To find out, Anderson and a colleague have developed a handheld imaging device that can be placed on a pregnant woman’s abdomen. The portable device works by shining near-infrared light in the direction of the placenta, then measuring the wavelengths of reflected light to detect placental oxygenation. (Pregnant women are already accustomed to imaging technologies as a routine part of prenatal care; ultrasounds use high-frequency sound waves to produce pictures of a developing fetus.) Once researchers understand optimal oxygenation levels, such a device might be used to track placental oxygenation levels in women with high-risk pregnancies. One colleague at the NICHD compares this real-time tracking to a Fitbit — only one that you shine on your placenta, rather than wear on your wrist.

That analogy probably isn’t quite right — an exercise tracker counts steps while the placenta tracker measures oxygenation — but both devices promise useful data without being invasive to the person using them. “Any interventional measurement can maybe harm the baby,” said Amir Gandjbakhche, the chief of Analytical and Functional Biophotonics at the NICHD, and one of the device’s developers. “The good thing about ours is the amount of light we are sending in is like a flashlight. It’s portable. It’s wireless. It’s extremely safe.”

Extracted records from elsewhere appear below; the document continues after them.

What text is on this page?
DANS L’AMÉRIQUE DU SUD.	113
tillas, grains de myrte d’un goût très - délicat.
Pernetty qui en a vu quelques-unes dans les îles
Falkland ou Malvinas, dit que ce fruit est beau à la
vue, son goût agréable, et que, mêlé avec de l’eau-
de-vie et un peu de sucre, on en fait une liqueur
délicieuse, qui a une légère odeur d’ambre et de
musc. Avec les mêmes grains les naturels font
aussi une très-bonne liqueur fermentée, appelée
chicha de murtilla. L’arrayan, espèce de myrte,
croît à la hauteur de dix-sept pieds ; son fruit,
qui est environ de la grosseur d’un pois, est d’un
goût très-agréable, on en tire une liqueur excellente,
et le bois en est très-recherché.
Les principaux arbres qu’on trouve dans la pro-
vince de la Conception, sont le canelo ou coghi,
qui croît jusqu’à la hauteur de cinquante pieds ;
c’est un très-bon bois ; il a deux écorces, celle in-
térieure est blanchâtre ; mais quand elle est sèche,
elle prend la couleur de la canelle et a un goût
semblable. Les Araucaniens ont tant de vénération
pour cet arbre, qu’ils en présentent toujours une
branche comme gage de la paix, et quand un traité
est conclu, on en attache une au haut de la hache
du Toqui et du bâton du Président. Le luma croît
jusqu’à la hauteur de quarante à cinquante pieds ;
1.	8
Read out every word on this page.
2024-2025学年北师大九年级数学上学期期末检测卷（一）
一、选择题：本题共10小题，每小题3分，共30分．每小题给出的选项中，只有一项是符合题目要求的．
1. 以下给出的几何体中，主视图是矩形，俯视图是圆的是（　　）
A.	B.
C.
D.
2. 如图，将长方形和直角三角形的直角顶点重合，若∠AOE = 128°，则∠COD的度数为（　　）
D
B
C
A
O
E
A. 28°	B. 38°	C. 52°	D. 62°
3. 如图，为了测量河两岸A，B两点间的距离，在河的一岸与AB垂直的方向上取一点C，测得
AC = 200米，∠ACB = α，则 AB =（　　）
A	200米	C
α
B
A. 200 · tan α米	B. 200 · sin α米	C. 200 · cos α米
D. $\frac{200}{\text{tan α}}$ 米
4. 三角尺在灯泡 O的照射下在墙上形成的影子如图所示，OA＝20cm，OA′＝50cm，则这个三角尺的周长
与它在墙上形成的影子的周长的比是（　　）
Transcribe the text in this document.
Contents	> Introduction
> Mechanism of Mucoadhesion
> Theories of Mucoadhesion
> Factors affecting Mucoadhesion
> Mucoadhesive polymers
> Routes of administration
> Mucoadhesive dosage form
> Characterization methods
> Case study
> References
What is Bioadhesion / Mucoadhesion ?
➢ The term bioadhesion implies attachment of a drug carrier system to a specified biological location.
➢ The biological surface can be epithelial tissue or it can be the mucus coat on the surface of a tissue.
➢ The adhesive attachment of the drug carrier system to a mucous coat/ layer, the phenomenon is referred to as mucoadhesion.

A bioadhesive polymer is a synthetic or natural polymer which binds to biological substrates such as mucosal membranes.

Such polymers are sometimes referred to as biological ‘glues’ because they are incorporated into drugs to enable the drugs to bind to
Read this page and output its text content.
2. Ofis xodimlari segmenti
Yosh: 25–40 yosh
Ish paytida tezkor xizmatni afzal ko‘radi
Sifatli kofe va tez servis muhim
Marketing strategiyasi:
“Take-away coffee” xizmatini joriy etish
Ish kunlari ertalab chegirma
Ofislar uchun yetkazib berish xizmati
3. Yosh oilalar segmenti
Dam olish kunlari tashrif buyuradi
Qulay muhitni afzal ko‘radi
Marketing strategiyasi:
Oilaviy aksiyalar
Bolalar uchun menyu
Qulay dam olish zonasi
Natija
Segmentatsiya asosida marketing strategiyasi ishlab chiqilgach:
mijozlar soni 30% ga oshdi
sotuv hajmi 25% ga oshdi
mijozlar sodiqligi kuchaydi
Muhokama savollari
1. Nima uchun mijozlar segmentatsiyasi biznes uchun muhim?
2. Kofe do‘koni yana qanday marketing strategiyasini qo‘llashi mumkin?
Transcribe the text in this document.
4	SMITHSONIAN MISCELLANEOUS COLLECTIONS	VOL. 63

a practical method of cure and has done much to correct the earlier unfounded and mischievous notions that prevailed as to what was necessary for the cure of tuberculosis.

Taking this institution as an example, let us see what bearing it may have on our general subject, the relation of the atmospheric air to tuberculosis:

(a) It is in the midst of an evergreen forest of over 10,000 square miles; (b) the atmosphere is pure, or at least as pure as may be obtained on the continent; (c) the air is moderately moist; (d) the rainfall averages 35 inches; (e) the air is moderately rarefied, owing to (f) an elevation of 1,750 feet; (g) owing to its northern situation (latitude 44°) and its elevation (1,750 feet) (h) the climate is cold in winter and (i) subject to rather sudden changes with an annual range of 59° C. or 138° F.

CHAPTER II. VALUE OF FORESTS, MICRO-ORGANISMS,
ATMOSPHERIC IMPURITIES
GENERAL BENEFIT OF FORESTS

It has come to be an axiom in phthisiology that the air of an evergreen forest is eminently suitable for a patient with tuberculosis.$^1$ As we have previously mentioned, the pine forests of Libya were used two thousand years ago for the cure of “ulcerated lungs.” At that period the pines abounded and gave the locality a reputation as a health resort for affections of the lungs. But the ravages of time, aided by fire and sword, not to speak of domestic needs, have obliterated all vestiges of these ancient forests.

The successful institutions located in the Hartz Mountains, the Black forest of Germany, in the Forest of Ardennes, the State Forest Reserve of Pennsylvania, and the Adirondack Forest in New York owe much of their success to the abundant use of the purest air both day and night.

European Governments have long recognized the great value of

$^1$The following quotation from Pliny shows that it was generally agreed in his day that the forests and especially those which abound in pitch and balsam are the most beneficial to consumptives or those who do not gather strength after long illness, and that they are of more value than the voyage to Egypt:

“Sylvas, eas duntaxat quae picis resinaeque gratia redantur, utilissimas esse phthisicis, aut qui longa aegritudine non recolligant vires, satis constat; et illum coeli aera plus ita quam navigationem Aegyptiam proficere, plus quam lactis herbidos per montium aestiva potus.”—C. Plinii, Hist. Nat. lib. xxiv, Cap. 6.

Gandjbakhche and Anderson have two such devices in the works that they hope will be approved by for broader use. If that happens, they’re hopeful that researchers will soon better understand one of the placenta’s most essential roles, and that doctors will be able to detect dangerous conditions like preeclampsia and problems with fetal growth before they pose serious health risks.

“It’s the only organ you grow and discard and grow again. And it allows these two genetically distinct entities to coexist and thrive. It’s a really, really important organ.”

In the meantime, the Human Placenta Project is pushing forward with its mission to understand the placenta in vivo, rather than merely in vitro. “It’s the only organ you grow and discard and grow again,” Spong says. “And it allows these two genetically distinct entities to coexist and thrive. It’s a really, really important organ.”